Individuals resident or deemed resident in Canada are subject to Canadian income tax on all of their worldwide income. Although the rules involved are complex, Canada does not in general tax non-residents who are Canadian citizens on their worldwide income. Conversely, Canada’s non-resident trust rules result in many offshore trusts having deemed residency in Canada for tax purposes, although there is not sufficient space here to outline the legal tests used to distinguish between resident and non-resident trusts. Notwithstanding this general principle, a specific exemption has been provided for immigration trusts.
Before the 2014 federal budget, an individual relocating to Canada, whether as an immigrant or as a Canadian citizen who had been non-resident in Canada for a substantial period of time, could reduce Canadian tax by using an immigration trust.

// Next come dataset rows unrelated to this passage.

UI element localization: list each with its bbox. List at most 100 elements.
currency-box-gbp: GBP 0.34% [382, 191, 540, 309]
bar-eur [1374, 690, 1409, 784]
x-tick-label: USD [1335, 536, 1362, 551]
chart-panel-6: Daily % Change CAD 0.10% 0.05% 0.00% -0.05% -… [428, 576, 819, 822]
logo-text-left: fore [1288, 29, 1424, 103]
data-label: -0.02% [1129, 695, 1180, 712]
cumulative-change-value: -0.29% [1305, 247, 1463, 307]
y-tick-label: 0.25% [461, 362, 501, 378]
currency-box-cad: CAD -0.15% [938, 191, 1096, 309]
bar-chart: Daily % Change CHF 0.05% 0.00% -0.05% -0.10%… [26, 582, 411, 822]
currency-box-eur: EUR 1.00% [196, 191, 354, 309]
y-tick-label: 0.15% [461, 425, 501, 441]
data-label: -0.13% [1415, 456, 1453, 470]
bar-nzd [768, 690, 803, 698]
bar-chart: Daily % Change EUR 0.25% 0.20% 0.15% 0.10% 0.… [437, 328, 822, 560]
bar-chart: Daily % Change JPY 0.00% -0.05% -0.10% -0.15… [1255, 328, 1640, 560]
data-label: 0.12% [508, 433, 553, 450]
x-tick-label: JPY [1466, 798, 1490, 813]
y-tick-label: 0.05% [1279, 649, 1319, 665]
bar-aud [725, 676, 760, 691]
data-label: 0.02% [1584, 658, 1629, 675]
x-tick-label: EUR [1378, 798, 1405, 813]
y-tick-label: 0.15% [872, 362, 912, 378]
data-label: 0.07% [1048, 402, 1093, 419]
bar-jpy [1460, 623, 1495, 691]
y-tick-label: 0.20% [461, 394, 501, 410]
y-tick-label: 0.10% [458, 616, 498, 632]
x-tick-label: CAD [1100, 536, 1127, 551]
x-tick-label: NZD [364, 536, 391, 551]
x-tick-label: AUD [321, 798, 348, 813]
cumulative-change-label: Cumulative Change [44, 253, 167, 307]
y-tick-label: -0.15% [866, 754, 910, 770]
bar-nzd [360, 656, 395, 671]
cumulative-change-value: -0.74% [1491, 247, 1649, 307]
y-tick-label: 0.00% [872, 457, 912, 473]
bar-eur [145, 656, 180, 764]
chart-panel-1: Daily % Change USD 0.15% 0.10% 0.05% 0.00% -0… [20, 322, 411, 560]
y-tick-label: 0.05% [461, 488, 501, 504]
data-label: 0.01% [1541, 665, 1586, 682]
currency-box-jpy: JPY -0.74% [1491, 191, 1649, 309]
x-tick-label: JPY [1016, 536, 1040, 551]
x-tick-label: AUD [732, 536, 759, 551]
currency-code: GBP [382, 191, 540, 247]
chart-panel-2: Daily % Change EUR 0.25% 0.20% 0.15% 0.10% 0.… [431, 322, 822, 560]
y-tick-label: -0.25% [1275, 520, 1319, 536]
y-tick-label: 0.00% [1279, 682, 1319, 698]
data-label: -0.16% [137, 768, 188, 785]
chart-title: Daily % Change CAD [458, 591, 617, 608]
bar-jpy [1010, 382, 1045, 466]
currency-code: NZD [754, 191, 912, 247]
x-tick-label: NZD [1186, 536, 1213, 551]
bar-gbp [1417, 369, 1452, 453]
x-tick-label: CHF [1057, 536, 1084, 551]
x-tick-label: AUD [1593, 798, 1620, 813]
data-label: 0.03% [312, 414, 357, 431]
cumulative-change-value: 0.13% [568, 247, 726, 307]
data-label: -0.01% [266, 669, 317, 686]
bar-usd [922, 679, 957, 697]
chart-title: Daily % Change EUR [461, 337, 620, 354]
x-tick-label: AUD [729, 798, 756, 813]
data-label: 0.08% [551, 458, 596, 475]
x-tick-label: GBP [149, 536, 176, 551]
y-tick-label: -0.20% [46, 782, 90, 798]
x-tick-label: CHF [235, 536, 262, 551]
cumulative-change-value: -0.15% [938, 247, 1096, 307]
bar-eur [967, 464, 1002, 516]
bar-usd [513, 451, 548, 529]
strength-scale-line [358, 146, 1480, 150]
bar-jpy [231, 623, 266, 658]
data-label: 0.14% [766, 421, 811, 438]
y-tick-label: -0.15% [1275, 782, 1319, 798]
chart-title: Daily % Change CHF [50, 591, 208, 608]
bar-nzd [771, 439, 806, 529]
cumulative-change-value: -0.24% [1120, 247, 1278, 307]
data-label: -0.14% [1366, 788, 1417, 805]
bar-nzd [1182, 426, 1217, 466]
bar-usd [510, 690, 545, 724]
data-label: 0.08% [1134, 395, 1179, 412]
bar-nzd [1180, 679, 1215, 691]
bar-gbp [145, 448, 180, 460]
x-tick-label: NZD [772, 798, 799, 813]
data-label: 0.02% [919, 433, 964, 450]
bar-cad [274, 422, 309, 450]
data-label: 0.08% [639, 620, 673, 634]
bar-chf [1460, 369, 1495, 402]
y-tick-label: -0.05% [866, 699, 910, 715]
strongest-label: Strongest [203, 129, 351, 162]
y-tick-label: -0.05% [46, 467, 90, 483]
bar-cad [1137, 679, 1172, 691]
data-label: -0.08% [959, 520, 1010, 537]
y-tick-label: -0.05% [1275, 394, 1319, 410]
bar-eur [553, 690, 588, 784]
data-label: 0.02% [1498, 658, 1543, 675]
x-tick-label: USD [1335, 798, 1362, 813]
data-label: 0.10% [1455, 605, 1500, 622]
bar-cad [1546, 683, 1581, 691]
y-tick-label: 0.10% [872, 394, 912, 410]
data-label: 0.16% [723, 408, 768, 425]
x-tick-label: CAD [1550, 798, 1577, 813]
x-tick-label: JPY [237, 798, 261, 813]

An individual who immigrated to Canada could establish an immigration trust to legally avoid liability for Canadian tax on income generated on the trust assets for up to 60 months.
An immigration trust could be established either before an immigrant (or returning non-resident Canadian) became a Canadian resident, or within 60 months after that date. The trust must be a non-resident of Canada, which means that the trust must be settled in a non-resident jurisdiction and control of the trust must be in the hands of a non-resident. Generally, the non-resident trustee would be a financial institution domiciled in a low-tax jurisdiction.
If the new Canadian resident transferred their income-producing assets to the immigration trust, income and capital gains generated by those assets were exempt from Canadian income tax for up to 60 months after Canadian residency was established. This had the twin advantages of tax savings during the 60 month terms and more time to organize their affairs in the most tax-efficient manner possible for a Canadian resident in light of their own situation.
However, under the new federal budget, the non-resident trust rules are amended so as to remove the 60-month exemption for immigration trusts for taxation years ending after February 10, 2014. This will result in an immigration trust being deemed resident in Canada and subject to taxation on its worldwide income. Limited relief is available only for immigration trusts established and funded before February 11, 2014 in that the trust could continue to benefit from the exemption until December 31, 2014 if no contributions were made to the trust after February 10, 2014. The trust would then become subject to income taxation in Canada on its worldwide income effective January 1, 2015.
Immigrants to Canada as well as returning Canadian non-residents may find these changes will cause significant upset to their financial and tax planning, and are encouraged to seek qualified legal, tax and accounting advice concerning their own particular situation.